# Dryvit



## Mike2coat (Nov 12, 2013)

Good morning,

Have any of you had experience repainting over Dryvit?
It is Exterior Insulation and Finishing System. Ive been researching it. One back rolled coat of a premium exterior primer and two coats of acrylic? I know they have their own products but i can guess they cost a lot.


----------



## Ohio Painter (Dec 22, 2014)

Last year I done a couple of jobs painting over Dryvit. On one I used two coat of Loxon XP, it dries to a flat finish, worked out great but an expensive product that goes on thick so less coverage / gallon. 
The other I used three coats of SW Resilience in a satin finish. The reason for the three coat job was due to a last minute small repair on a commercial job and it just needed a third coat. Not my preferred method. 

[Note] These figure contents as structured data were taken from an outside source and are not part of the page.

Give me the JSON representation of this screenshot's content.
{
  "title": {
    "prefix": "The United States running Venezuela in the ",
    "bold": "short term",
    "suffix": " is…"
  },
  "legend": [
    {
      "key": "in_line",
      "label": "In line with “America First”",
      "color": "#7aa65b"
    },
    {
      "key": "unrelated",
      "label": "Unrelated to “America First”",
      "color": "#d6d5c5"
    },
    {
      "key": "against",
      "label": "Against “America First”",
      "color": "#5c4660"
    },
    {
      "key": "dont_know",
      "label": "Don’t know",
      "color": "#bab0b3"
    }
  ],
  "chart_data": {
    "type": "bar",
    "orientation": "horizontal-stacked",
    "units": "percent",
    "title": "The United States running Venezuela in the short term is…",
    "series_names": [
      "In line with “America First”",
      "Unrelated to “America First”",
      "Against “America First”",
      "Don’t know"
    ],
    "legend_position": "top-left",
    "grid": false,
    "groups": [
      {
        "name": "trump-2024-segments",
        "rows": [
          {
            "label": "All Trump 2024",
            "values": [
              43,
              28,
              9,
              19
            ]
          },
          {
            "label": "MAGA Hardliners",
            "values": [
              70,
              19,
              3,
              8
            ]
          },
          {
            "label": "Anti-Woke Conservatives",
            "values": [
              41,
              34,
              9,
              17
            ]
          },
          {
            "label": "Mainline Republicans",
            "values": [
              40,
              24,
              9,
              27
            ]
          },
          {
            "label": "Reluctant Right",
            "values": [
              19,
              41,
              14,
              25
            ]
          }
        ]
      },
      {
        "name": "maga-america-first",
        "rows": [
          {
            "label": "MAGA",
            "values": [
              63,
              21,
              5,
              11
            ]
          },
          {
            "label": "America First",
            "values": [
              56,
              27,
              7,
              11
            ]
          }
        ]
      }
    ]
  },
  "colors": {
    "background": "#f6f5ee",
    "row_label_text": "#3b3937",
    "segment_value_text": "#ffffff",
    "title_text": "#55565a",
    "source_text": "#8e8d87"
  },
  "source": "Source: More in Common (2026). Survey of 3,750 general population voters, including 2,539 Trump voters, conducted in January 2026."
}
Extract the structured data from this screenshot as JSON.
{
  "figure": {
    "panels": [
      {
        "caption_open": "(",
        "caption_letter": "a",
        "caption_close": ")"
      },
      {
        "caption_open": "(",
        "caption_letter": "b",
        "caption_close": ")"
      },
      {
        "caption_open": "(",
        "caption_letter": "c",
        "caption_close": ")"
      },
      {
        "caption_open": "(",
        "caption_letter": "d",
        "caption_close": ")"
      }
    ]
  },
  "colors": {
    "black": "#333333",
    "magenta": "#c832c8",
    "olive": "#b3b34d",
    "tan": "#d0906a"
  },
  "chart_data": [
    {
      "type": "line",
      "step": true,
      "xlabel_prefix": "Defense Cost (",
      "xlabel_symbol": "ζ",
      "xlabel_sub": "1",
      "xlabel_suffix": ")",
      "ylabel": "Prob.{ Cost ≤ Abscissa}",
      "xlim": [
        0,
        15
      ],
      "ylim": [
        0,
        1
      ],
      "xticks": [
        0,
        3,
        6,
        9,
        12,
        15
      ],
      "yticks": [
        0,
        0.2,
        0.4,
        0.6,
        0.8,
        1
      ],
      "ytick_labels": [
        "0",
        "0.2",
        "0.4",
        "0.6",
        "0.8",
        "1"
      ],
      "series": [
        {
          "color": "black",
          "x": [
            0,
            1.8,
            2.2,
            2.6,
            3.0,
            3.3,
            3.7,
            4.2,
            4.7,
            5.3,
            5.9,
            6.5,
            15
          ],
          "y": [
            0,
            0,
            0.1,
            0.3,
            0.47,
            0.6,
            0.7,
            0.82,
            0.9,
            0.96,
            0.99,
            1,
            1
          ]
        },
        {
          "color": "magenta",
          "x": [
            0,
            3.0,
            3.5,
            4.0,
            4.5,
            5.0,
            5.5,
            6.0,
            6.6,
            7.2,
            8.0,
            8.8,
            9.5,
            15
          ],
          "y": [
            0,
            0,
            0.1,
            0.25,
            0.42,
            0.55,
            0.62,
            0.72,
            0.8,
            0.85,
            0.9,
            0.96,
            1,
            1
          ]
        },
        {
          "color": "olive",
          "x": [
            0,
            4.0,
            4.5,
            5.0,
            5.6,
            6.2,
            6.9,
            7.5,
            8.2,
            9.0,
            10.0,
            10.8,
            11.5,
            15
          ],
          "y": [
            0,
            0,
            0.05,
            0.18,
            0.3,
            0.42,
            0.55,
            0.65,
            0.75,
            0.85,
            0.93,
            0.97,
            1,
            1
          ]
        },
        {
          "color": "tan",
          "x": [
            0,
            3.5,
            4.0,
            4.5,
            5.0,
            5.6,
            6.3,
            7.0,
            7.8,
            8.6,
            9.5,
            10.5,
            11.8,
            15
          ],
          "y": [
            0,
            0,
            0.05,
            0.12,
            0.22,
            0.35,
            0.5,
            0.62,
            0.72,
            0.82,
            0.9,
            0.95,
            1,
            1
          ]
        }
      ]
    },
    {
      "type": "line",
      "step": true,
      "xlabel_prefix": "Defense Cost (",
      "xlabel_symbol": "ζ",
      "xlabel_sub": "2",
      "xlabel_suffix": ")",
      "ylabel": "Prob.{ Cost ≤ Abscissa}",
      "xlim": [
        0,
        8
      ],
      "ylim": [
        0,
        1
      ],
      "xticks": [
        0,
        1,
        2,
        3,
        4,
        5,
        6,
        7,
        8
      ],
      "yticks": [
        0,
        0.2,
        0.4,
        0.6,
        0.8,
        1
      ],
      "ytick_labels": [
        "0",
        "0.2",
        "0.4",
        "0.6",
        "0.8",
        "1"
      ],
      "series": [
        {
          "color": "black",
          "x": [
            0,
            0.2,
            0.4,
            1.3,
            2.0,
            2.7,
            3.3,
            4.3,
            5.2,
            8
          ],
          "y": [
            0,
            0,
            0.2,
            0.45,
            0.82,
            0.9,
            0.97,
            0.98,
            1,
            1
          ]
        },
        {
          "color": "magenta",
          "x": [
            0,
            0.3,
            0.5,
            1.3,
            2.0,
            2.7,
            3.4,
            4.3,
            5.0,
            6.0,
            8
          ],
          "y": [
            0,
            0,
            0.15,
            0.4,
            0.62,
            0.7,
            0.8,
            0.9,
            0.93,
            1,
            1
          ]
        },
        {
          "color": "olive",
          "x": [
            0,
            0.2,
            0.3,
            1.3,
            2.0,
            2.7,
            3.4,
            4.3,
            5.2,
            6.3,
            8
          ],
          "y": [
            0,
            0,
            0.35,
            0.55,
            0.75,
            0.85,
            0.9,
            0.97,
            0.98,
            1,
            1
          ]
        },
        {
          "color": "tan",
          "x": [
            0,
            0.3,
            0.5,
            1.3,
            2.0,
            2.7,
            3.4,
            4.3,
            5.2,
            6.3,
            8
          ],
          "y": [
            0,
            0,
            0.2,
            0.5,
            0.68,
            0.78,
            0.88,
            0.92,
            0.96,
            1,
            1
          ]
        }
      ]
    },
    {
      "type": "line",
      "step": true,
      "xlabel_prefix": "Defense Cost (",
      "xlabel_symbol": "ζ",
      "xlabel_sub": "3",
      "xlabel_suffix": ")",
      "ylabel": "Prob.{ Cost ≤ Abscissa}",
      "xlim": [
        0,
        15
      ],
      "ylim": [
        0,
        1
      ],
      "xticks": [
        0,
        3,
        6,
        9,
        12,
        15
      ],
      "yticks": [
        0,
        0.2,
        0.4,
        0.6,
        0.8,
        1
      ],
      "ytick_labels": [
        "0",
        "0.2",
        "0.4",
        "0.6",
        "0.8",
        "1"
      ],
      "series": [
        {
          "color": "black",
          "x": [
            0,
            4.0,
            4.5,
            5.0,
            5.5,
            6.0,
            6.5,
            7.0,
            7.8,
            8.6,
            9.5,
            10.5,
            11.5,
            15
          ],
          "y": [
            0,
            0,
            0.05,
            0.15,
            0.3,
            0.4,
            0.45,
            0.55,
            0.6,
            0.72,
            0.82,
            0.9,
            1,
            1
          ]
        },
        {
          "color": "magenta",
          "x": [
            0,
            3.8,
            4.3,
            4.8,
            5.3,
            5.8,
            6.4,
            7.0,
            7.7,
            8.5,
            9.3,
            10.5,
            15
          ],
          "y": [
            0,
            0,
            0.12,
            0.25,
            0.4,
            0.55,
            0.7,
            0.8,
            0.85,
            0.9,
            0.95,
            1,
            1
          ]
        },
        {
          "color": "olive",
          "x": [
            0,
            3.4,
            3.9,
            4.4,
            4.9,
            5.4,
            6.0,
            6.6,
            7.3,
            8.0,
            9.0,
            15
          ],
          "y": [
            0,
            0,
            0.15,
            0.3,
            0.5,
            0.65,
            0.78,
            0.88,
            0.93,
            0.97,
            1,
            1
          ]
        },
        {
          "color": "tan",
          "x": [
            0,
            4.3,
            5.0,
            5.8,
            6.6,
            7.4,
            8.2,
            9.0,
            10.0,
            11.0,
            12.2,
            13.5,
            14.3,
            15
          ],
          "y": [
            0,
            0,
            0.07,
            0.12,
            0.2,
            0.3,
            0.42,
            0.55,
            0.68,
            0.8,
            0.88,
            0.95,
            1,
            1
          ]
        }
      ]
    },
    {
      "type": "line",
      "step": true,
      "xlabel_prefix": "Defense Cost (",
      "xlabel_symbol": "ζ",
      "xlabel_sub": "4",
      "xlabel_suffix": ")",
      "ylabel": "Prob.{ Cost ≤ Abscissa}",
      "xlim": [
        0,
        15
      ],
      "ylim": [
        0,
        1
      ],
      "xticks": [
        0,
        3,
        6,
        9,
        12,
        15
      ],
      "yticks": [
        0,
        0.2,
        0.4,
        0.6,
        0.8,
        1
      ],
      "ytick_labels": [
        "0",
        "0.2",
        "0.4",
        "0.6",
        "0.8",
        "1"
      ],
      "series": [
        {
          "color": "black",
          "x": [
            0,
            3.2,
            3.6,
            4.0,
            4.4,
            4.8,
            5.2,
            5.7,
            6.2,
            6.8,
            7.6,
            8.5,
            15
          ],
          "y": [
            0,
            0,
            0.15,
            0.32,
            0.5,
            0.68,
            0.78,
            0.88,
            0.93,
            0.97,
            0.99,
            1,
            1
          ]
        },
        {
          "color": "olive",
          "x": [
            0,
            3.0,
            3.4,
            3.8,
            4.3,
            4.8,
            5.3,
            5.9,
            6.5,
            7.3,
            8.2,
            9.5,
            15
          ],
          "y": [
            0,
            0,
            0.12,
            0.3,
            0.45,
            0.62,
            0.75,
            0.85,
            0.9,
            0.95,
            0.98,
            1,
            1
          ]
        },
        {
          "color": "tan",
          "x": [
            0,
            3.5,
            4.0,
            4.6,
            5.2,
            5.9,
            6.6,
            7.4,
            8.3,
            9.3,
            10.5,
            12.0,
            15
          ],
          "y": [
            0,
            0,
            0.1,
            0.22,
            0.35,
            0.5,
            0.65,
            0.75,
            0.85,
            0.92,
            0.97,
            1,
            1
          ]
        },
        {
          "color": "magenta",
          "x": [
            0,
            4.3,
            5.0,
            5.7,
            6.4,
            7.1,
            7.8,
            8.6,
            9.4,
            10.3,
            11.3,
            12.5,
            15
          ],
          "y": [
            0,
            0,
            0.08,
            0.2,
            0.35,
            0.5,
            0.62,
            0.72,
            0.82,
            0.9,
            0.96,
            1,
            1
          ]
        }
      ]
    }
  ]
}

My preferred method would be primer coat of SW Loxon ( different to the XP) followed by two coats of either of the finish paints mentioned, if you can get the customer to swing for three coats.
Be sure to power wash the [email protected] out of it. It is amazing how much dirt it holds.


----------



## Mike2coat (Nov 12, 2013)

Sounds good. The SW rep said almost the same thing, wash good, one coat of Loxon masonry primer and two coats of paint.


----------



## Boco (May 18, 2013)

Last few years I have been going with PPG diamond 450 for dryvit. looks great and no need to prime. Biggest worry about painting dryvit is the flash. Keep a wet edge and find good breaking points before starting any section. Don't spot prime. Don't paint when its too hot or in direct sunlight.


----------



## Mike2coat (Nov 12, 2013)

Thanks Boko


----------